6. Can high-risk merchants rely only on EMIs for settlements?
EMIs play a crucial role, but they don’t replace acquiring. Merchants still need card/acquirer partners to handle pay-ins. EMIs are best for multi-currency settlement, cross-border payment flows, and routing around restrictive banking markets.
7. Which European countries are strictest about onboarding high-risk merchants?
Germany, France, Spain, Italy and Belgium are the most conservative. Local banks avoid high-risk MCCs entirely. Even with perfect compliance, onboarding is rare unless the merchant is licensed locally and offers low operational risk.
8. Do CBD merchants have opportunities in Europe?
Yes, but they must be extremely careful. The UK, Czech Republic and Switzerland offer the most stable acceptance. France, Sweden and Italy have inconsistent or restrictive interpretations. Product labelling and THC compliance determine approval likelihood.
9. For iGaming, which licences matter most for payment acceptance?
The UKGC and MGA remain the primary gold-standard licences. Local licences in regulated EU markets (e.g., Netherlands, Sweden) are mandatory for local acquiring.

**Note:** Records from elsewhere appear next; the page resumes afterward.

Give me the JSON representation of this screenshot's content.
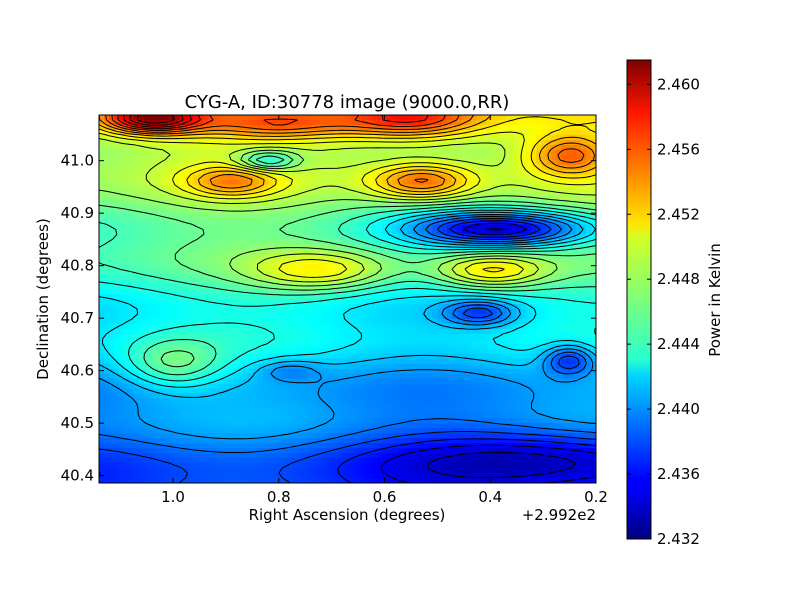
{
  "chart_data": {
    "type": "heatmap",
    "title": "CYG-A, ID:30778 image (9000.0,RR)",
    "xlabel": "Right Ascension (degrees)",
    "ylabel": "Declination (degrees)",
    "x_offset_label": "+2.992e2",
    "xlim": [
      1.14,
      0.2
    ],
    "ylim": [
      40.386,
      41.087
    ],
    "x_ticks": [
      1.0,
      0.8,
      0.6,
      0.4,
      0.2
    ],
    "x_tick_labels": [
      "1.0",
      "0.8",
      "0.6",
      "0.4",
      "0.2"
    ],
    "y_ticks": [
      40.4,
      40.5,
      40.6,
      40.7,
      40.8,
      40.9,
      41.0
    ],
    "y_tick_labels": [
      "40.4",
      "40.5",
      "40.6",
      "40.7",
      "40.8",
      "40.9",
      "41.0"
    ],
    "colorbar": {
      "label": "Power in Kelvin",
      "range": [
        2.432,
        2.4615
      ],
      "ticks": [
        2.432,
        2.436,
        2.44,
        2.444,
        2.448,
        2.452,
        2.456,
        2.46
      ],
      "tick_labels": [
        "2.432",
        "2.436",
        "2.440",
        "2.444",
        "2.448",
        "2.452",
        "2.456",
        "2.460"
      ],
      "colormap": "jet"
    },
    "features": [
      {
        "x": 1.04,
        "y": 41.08,
        "value": 2.4615,
        "extent": [
          0.1,
          0.03
        ],
        "kind": "max"
      },
      {
        "x": 0.55,
        "y": 41.08,
        "value": 2.458,
        "extent": [
          0.14,
          0.04
        ],
        "kind": "max"
      },
      {
        "x": 0.8,
        "y": 41.07,
        "value": 2.455,
        "extent": [
          0.15,
          0.03
        ],
        "kind": "max"
      },
      {
        "x": 0.25,
        "y": 41.01,
        "value": 2.455,
        "extent": [
          0.08,
          0.04
        ],
        "kind": "max"
      },
      {
        "x": 0.53,
        "y": 40.96,
        "value": 2.455,
        "extent": [
          0.1,
          0.035
        ],
        "kind": "max"
      },
      {
        "x": 0.89,
        "y": 40.96,
        "value": 2.453,
        "extent": [
          0.09,
          0.03
        ],
        "kind": "max"
      },
      {
        "x": 0.4,
        "y": 40.79,
        "value": 2.451,
        "extent": [
          0.11,
          0.035
        ],
        "kind": "max"
      },
      {
        "x": 0.72,
        "y": 40.79,
        "value": 2.45,
        "extent": [
          0.14,
          0.04
        ],
        "kind": "max"
      },
      {
        "x": 0.38,
        "y": 40.87,
        "value": 2.435,
        "extent": [
          0.18,
          0.035
        ],
        "kind": "min"
      },
      {
        "x": 0.42,
        "y": 40.71,
        "value": 2.438,
        "extent": [
          0.07,
          0.025
        ],
        "kind": "min"
      },
      {
        "x": 0.25,
        "y": 40.62,
        "value": 2.436,
        "extent": [
          0.05,
          0.03
        ],
        "kind": "min"
      },
      {
        "x": 0.3,
        "y": 40.43,
        "value": 2.434,
        "extent": [
          0.3,
          0.06
        ],
        "kind": "min"
      },
      {
        "x": 0.78,
        "y": 40.6,
        "value": 2.439,
        "extent": [
          0.06,
          0.02
        ],
        "kind": "min"
      },
      {
        "x": 0.82,
        "y": 41.0,
        "value": 2.443,
        "extent": [
          0.06,
          0.02
        ],
        "kind": "min"
      },
      {
        "x": 1.0,
        "y": 40.61,
        "value": 2.446,
        "extent": [
          0.1,
          0.05
        ],
        "kind": "max"
      }
    ]
  }
}
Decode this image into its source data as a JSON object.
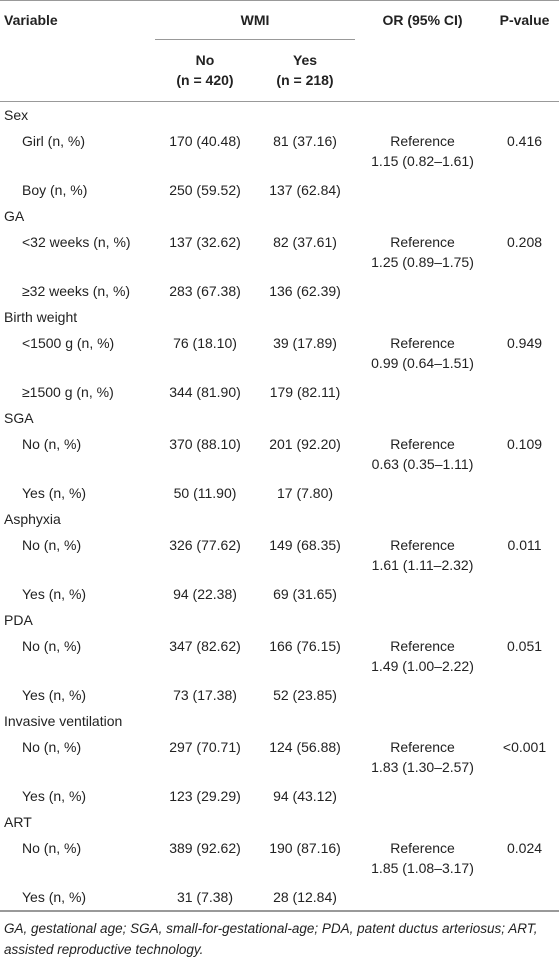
{
  "header": {
    "variable": "Variable",
    "wmi": "WMI",
    "or": "OR (95% CI)",
    "p": "P-value",
    "no": "No",
    "no_n": "(n = 420)",
    "yes": "Yes",
    "yes_n": "(n = 218)"
  },
  "groups": [
    {
      "name": "Sex",
      "rows": [
        {
          "label": "Girl (n, %)",
          "no": "170 (40.48)",
          "yes": "81 (37.16)"
        },
        {
          "label": "Boy (n, %)",
          "no": "250 (59.52)",
          "yes": "137 (62.84)"
        }
      ],
      "or": [
        "Reference",
        "1.15 (0.82–1.61)"
      ],
      "p": "0.416"
    },
    {
      "name": "GA",
      "rows": [
        {
          "label": "<32 weeks (n, %)",
          "no": "137 (32.62)",
          "yes": "82 (37.61)"
        },
        {
          "label": "≥32 weeks (n, %)",
          "no": "283 (67.38)",
          "yes": "136 (62.39)"
        }
      ],
      "or": [
        "Reference",
        "1.25 (0.89–1.75)"
      ],
      "p": "0.208"
    },
    {
      "name": "Birth weight",
      "rows": [
        {
          "label": "<1500 g (n, %)",
          "no": "76 (18.10)",
          "yes": "39 (17.89)"
        },
        {
          "label": "≥1500 g (n, %)",
          "no": "344 (81.90)",
          "yes": "179 (82.11)"
        }
      ],
      "or": [
        "Reference",
        "0.99 (0.64–1.51)"
      ],
      "p": "0.949"
    },
    {
      "name": "SGA",
      "rows": [
        {
          "label": "No (n, %)",
          "no": "370 (88.10)",
          "yes": "201 (92.20)"
        },
        {
          "label": "Yes (n, %)",
          "no": "50 (11.90)",
          "yes": "17 (7.80)"
        }
      ],
      "or": [
        "Reference",
        "0.63 (0.35–1.11)"
      ],
      "p": "0.109"
    },
    {
      "name": "Asphyxia",
      "rows": [
        {
          "label": "No (n, %)",
          "no": "326 (77.62)",
          "yes": "149 (68.35)"
        },
        {
          "label": "Yes (n, %)",
          "no": "94 (22.38)",
          "yes": "69 (31.65)"
        }
      ],
      "or": [
        "Reference",
        "1.61 (1.11–2.32)"
      ],
      "p": "0.011"
    },
    {
      "name": "PDA",
      "rows": [
        {
          "label": "No (n, %)",
          "no": "347 (82.62)",
          "yes": "166 (76.15)"
        },
        {
          "label": "Yes (n, %)",
          "no": "73 (17.38)",
          "yes": "52 (23.85)"
        }
      ],
      "or": [
        "Reference",
        "1.49 (1.00–2.22)"
      ],
      "p": "0.051"
    },
    {
      "name": "Invasive ventilation",
      "rows": [
        {
          "label": "No (n, %)",
          "no": "297 (70.71)",
          "yes": "124 (56.88)"
        },
        {
          "label": "Yes (n, %)",
          "no": "123 (29.29)",
          "yes": "94 (43.12)"
        }
      ],
      "or": [
        "Reference",
        "1.83 (1.30–2.57)"
      ],
      "p": "<0.001"
    },
    {
      "name": "ART",
      "rows": [
        {
          "label": "No (n, %)",
          "no": "389 (92.62)",
          "yes": "190 (87.16)"
        },
        {
          "label": "Yes (n, %)",
          "no": "31 (7.38)",
          "yes": "28 (12.84)"
        }
      ],
      "or": [
        "Reference",
        "1.85 (1.08–3.17)"
      ],
      "p": "0.024"
    }
  ],
  "footnote": "GA, gestational age; SGA, small-for-gestational-age; PDA, patent ductus arteriosus; ART, assisted reproductive technology."
}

Without these, merchants rely on cross-border acquiring, which has lower approval rates.
10. How should merchants choose the right European corridor?
Base the decision on:
- Your vertical’s regulatory requirements
- Appetite of PSPs in that corridor
- Settlement structure (bank vs EMI)
- Expected chargeback profile
- Your licensing footprint
- Your operational risk posture
Choosing the wrong corridor can result in months of failed onboarding.
11. What documentation do high-risk merchants need for European acquirers?
Acquirers expect:
- Full corporate documents
- UBO/KYC evidence
- Financial history
- AML & compliance policies
- Detailed product explanations
- Website, checkout and refund-flow screenshots
- Marketing materials
Well-prepared documentation significantly increases approval odds.
12. Can high-risk merchants succeed in Europe without local entities?
Yes, but only via cross-border acquiring + A2A rails + EMI settlement. For certain verticals (gaming, FX, regulated services), a local entity or licence is mandatory for best results.
13. Which rail performs best for high-risk merchants, cards or A2A?
Neither alone is sufficient. Cards drive top-line revenue and trust; A2A rails stabilise performance where card declines are high. The strongest 2026 setups use multi-rail orchestration.
14. Are approval rates in Europe improving or declining for high-risk sectors?
Declining, but not uniformly. Conservative corridors have tightened significantly, while specialist hubs (UK, Malta, Cyprus) continue to onboard strong, compliant merchants.